I read this book 35 years ago, and I remembered it with great fondness. I liked the movie, too. Mitchum is great in it. The cover pictured to the left is on the British edition of the book. As you can see, the author is Leonard Schrader. Paul Schrader and Robert Towne wrote the screenplay for the movie.
This is one of those novelizations that expands a lot on the movie script. It's almost 250 pages long, and the print's small. It's essentially the same story, though. Harry Kilmer (Mitchum in the movie) is a retired p.i. who's asked by an old friend to rescue the friend's daughter, who's been kidnapped by the Yakuza. Kilmer doesn't want to take the job because of things that happened in Japan during the American occupation after WWII, but the old friend convinces him. Kilmer finds the girl and rescuse her almost immediately. End of story, right? Of course not. The trouble is only beginning.
Nobody goes up against the Yakuza and wins, or so they say. They just don't know Kilmer. There's a lot of violence in both book and movie, and also a lot about friendship and honor codes. I think I was originally attracted to the book for those reasons and because of the detailed Tokyo setting.

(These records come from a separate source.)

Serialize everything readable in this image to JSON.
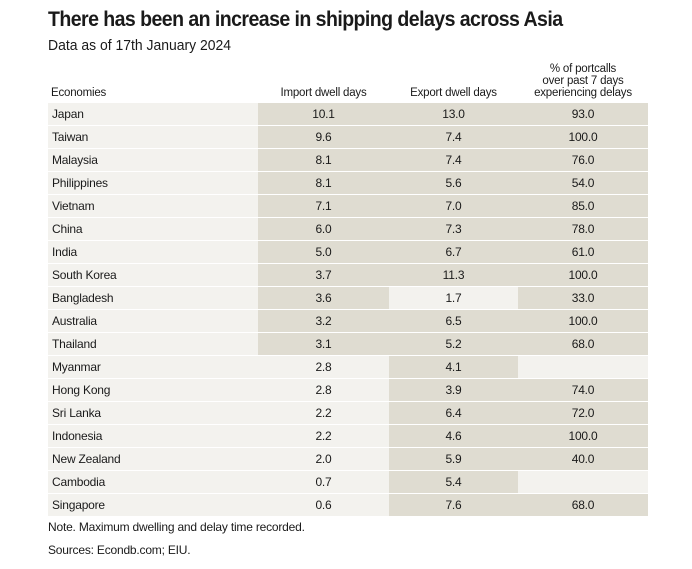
{
  "colors": {
    "highlight": "#dfdcd1",
    "base": "#f3f2ee"
  },
  "chart_data": {
    "type": "table",
    "title": "There has been an increase in shipping delays across Asia",
    "subtitle": "Data as of 17th January 2024",
    "columns": [
      "Economies",
      "Import dwell days",
      "Export dwell days",
      "% of portcalls over past 7 days experiencing delays"
    ],
    "header_pct_lines": [
      "% of portcalls",
      "over past 7 days",
      "experiencing delays"
    ],
    "rows": [
      {
        "economy": "Japan",
        "import": "10.1",
        "export": "13.0",
        "pct": "93.0",
        "hl": [
          1,
          1,
          1
        ]
      },
      {
        "economy": "Taiwan",
        "import": "9.6",
        "export": "7.4",
        "pct": "100.0",
        "hl": [
          1,
          1,
          1
        ]
      },
      {
        "economy": "Malaysia",
        "import": "8.1",
        "export": "7.4",
        "pct": "76.0",
        "hl": [
          1,
          1,
          1
        ]
      },
      {
        "economy": "Philippines",
        "import": "8.1",
        "export": "5.6",
        "pct": "54.0",
        "hl": [
          1,
          1,
          1
        ]
      },
      {
        "economy": "Vietnam",
        "import": "7.1",
        "export": "7.0",
        "pct": "85.0",
        "hl": [
          1,
          1,
          1
        ]
      },
      {
        "economy": "China",
        "import": "6.0",
        "export": "7.3",
        "pct": "78.0",
        "hl": [
          1,
          1,
          1
        ]
      },
      {
        "economy": "India",
        "import": "5.0",
        "export": "6.7",
        "pct": "61.0",
        "hl": [
          1,
          1,
          1
        ]
      },
      {
        "economy": "South Korea",
        "import": "3.7",
        "export": "11.3",
        "pct": "100.0",
        "hl": [
          1,
          1,
          1
        ]
      },
      {
        "economy": "Bangladesh",
        "import": "3.6",
        "export": "1.7",
        "pct": "33.0",
        "hl": [
          1,
          0,
          1
        ]
      },
      {
        "economy": "Australia",
        "import": "3.2",
        "export": "6.5",
        "pct": "100.0",
        "hl": [
          1,
          1,
          1
        ]
      },
      {
        "economy": "Thailand",
        "import": "3.1",
        "export": "5.2",
        "pct": "68.0",
        "hl": [
          1,
          1,
          1
        ]
      },
      {
        "economy": "Myanmar",
        "import": "2.8",
        "export": "4.1",
        "pct": "",
        "hl": [
          0,
          1,
          0
        ]
      },
      {
        "economy": "Hong Kong",
        "import": "2.8",
        "export": "3.9",
        "pct": "74.0",
        "hl": [
          0,
          1,
          1
        ]
      },
      {
        "economy": "Sri Lanka",
        "import": "2.2",
        "export": "6.4",
        "pct": "72.0",
        "hl": [
          0,
          1,
          1
        ]
      },
      {
        "economy": "Indonesia",
        "import": "2.2",
        "export": "4.6",
        "pct": "100.0",
        "hl": [
          0,
          1,
          1
        ]
      },
      {
        "economy": "New Zealand",
        "import": "2.0",
        "export": "5.9",
        "pct": "40.0",
        "hl": [
          0,
          1,
          1
        ]
      },
      {
        "economy": "Cambodia",
        "import": "0.7",
        "export": "5.4",
        "pct": "",
        "hl": [
          0,
          1,
          0
        ]
      },
      {
        "economy": "Singapore",
        "import": "0.6",
        "export": "7.6",
        "pct": "68.0",
        "hl": [
          0,
          1,
          1
        ]
      }
    ],
    "note": "Note. Maximum dwelling and delay time recorded.",
    "source": "Sources: Econdb.com; EIU."
  }
}
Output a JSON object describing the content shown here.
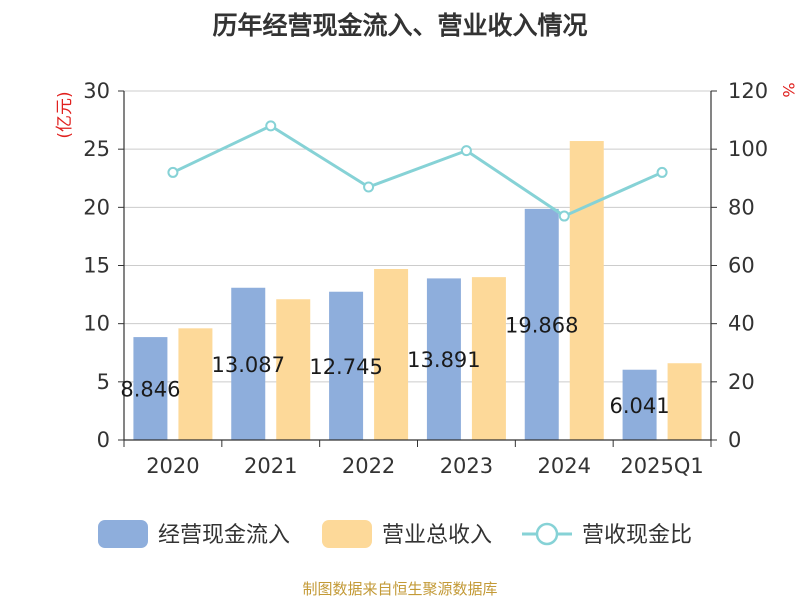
{
  "chart_data": {
    "type": "bar",
    "title": "历年经营现金流入、营业收入情况",
    "categories": [
      "2020",
      "2021",
      "2022",
      "2023",
      "2024",
      "2025Q1"
    ],
    "y_left": {
      "unit": "(亿元)",
      "ylim": [
        0,
        30
      ],
      "ticks": [
        "0",
        "5",
        "10",
        "15",
        "20",
        "25",
        "30"
      ]
    },
    "y_right": {
      "unit": "%",
      "ylim": [
        0,
        120
      ],
      "ticks": [
        "0",
        "20",
        "40",
        "60",
        "80",
        "100",
        "120"
      ]
    },
    "series": [
      {
        "name": "经营现金流入",
        "type": "bar",
        "axis": "left",
        "color": "#8eaedc",
        "values": [
          8.846,
          13.087,
          12.745,
          13.891,
          19.868,
          6.041
        ],
        "labels": [
          "8.846",
          "13.087",
          "12.745",
          "13.891",
          "19.868",
          "6.041"
        ]
      },
      {
        "name": "营业总收入",
        "type": "bar",
        "axis": "left",
        "color": "#fdd999",
        "values": [
          9.6,
          12.1,
          14.7,
          14.0,
          25.7,
          6.6
        ]
      },
      {
        "name": "营收现金比",
        "type": "line",
        "axis": "right",
        "color": "#86d2d6",
        "values": [
          92,
          108,
          87,
          99.5,
          77,
          92
        ]
      }
    ],
    "legend_position": "bottom",
    "grid": true
  },
  "source": "制图数据来自恒生聚源数据库"
}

Reading the book again, I realize that while the story and the emotions still hold up for me (and I'm sure the movie would, too), the writing doesn't. "The rosy-fingered sunset slipped into the dark glove of night." I might have admired that 35 years ago, but now, not so much. There are other stylistic quirks that at the time must have appealed to me. They don't now. But the book held my attention and zipped right along, so I can't complain. I expect that I'd now find the movie superior, however. I wonder if it's on DVD.